Regarding the use of systematic collection and stored of valid information on ODDs we consider that our database demonstrated to be a useful tool to increase knowledge on rare diseases and facilitate research. In particular, EuOrphan has been recognised a valid source of information in the context of an EU Commission funded projects on rare diseases, such as InNerMeD-I-NETWORK (Inherited NeuroMetabolic Diseases Information Network, 2012 12 12, Second Health Programme) focused on inherited neurometabolic diseases, and DEEP (DEferiprone Evaluation in Paediatrics - 261483 - FP7-HEALTH-F4-2010).
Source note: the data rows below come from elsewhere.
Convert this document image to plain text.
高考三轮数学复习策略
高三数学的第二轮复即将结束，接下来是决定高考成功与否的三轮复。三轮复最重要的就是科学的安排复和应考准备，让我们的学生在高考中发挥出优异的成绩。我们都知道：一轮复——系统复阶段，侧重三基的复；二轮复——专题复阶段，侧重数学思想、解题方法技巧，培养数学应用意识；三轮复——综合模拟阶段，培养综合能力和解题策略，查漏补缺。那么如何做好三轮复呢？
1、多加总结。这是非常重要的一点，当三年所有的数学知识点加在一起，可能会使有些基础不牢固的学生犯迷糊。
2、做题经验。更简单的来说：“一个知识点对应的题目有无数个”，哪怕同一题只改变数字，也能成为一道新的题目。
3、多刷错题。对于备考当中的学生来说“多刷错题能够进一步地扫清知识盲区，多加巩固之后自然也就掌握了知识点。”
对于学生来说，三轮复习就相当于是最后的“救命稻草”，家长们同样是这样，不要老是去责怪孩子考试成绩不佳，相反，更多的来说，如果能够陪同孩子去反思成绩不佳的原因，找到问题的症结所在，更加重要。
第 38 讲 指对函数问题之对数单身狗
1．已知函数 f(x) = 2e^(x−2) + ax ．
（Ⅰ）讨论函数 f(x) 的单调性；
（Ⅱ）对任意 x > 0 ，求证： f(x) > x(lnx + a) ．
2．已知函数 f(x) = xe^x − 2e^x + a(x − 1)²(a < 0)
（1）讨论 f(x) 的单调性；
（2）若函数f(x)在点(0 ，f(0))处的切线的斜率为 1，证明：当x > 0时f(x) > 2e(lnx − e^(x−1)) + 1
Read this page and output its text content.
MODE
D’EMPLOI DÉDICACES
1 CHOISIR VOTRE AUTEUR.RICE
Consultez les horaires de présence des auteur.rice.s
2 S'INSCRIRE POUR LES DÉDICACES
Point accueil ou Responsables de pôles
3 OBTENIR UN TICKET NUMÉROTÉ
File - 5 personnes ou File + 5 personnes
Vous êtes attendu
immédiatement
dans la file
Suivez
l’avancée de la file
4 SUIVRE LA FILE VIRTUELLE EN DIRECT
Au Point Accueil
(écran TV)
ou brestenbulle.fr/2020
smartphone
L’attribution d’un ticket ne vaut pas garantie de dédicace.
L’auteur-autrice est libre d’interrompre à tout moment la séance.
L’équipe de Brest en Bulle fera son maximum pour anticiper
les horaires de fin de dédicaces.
For the future, we aim to implement the database with data on non-OMPs, namely the medicines approved for rare diseases by the national Agencies and medicines never receiving an ODD while approved by EMA after the entry into force of Regulation (EC) 141/2000 for rare diseases.

Currently, our major commitment is to make the actual database easily accessible for researchers, companies as well as for patients to search for information and to disseminate all the available data on OMPs approved and designated.